Fiorano Circuit
Dalla sua inaugurazione ufficiale l'8 aprile 1972, Fiorano ha servito come laboratorio di test privato esclusivo della Ferrari, un santuario dove i più ambiziosi sforzi ingegneristici della Scuderia vengono affinati lontano dall'esame pubblico. Enzo Ferrari commissionò la costruzione del circuito in risposta alle preoccupazioni sulla sicurezza all'Autodromo di Modena e per assicurarsi un ambiente di test dove le sue auto potessero essere sviluppate con completa privacy. Costruito su terreno agricolo adiacente alla fabbrica di Maranello utilizzando i proventi della partnership Ferrari del 1969 con la FIAT, Fiorano divenne un risultato senza precedenti—la prima squadra di Formula 1 a possedere la propria struttura di test dedicata. Il tracciato originale di 3,0 chilometri, largo 8,4 metri, subì modifiche nel 1992 quando fu aggiunta una chicane, seguito da una riprogettazione nel 1996 che sostituì una curva secca con una curva fluida, stabilendo la configurazione attuale.
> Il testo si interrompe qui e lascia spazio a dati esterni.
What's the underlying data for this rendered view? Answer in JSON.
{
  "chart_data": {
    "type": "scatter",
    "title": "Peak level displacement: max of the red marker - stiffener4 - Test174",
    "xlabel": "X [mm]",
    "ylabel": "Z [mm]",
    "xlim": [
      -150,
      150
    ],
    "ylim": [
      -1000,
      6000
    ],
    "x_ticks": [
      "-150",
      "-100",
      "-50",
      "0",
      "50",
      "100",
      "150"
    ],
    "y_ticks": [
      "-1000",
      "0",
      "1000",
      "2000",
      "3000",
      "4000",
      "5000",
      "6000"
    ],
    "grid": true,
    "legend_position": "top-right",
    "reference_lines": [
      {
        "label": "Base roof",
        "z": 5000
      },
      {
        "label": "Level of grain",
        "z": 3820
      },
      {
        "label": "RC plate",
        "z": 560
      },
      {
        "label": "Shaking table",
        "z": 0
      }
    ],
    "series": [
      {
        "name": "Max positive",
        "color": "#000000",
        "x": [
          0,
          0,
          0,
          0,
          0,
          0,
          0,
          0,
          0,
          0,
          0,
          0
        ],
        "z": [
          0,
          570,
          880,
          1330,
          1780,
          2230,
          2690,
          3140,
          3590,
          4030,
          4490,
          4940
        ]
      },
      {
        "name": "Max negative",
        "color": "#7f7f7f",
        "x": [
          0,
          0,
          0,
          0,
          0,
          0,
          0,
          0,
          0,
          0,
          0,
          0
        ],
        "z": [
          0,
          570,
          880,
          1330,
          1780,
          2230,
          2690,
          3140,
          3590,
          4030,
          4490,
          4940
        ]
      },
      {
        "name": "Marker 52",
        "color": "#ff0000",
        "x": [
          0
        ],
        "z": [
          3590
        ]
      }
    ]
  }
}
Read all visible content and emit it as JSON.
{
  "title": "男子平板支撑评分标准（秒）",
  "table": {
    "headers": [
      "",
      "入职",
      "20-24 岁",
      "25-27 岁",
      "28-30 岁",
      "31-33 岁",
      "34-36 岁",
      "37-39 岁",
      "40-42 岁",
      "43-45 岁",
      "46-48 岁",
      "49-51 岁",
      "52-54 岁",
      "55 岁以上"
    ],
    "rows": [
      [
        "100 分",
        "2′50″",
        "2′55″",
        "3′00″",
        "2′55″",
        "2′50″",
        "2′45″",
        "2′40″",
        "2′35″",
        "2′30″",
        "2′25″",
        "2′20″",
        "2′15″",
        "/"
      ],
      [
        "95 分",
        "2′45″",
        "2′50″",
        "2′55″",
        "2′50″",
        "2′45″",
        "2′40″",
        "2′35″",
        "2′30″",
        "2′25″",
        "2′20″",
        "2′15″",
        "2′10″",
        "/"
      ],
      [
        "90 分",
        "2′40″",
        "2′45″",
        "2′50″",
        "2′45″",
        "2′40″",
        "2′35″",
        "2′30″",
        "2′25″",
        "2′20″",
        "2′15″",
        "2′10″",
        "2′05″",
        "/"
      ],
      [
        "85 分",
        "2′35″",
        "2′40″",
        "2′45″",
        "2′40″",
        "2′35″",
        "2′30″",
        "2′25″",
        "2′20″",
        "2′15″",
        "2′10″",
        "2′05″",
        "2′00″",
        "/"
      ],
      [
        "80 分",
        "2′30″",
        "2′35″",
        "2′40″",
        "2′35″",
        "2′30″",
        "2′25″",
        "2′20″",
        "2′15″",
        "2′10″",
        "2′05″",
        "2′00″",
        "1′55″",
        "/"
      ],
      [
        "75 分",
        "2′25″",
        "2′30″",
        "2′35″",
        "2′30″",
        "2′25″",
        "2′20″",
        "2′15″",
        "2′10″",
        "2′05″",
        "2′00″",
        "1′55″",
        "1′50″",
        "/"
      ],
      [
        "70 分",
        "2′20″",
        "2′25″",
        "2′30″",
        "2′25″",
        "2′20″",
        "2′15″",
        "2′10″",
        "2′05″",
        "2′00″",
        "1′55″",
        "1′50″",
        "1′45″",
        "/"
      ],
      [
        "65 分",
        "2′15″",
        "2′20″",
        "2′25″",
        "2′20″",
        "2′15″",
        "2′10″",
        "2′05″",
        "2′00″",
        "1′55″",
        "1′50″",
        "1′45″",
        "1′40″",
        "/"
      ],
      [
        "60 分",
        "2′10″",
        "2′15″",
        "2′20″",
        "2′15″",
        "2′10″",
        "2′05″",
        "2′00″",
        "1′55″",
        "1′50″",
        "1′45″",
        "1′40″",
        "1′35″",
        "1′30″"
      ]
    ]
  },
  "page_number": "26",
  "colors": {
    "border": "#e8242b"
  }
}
Il design ingegnoso della pista incorpora geometrie di curva variate che vanno da 370 a 13,71 metri di diametro, creando un circuito a otto che replica le sfide trovate in tutto il calendario di F1. Caratteristiche notevoli delle curve includono repliche della Rascasse di Monaco, del salto del Brünnchen del Nürburgring e della curva Tarzan di Zandvoort, consentendo scenari di test completi senza lasciare la struttura. Le dotazioni moderne includono sensori di telemetria avanzata, uno skidpad dedicato per la valutazione dei pneumatici e un sofisticato sistema di irrigazione installato nel 2001 che utilizza acqua piovana raccolta per simulare condizioni di bagnato. Le velocità medie sul giro superano i 160 km/h con velocità massime che raggiungono i 290 km/h, a seconda del veicolo testato.
Per la Ferrari, Fiorano trascende la funzionalità per diventare un simbolo dell'abilità tecnologica e dell'impegno competitivo del marchio. Il leggendario Enzo Ferrari osservava personalmente i test dalla sua residenza a bordo pista durante i primi sedici anni del circuito, sottolineando l'importanza della struttura per la sua visione. Il circuito ha ospitato lo sviluppo di innumerevoli macchine vincitrici di campionati e servito come sede di debutto per i piloti Ferrari che si univano alla Scuderia. Il notevole record sul giro di Michael Schumacher di 55,999 secondi, stabilito nel 2004 con la F2004, sta a testimonianza degli standard prestazionali del circuito. La riverenza della Ferrari per questa pista di test si manifesta nella denominazione di veicoli premium—la 599 GTB Fiorano, il pacchetto Assetto Fiorano della SF90 Stradale e la 296 GTB—immortalando il circuito all'interno del patrimonio leggendario del marchio.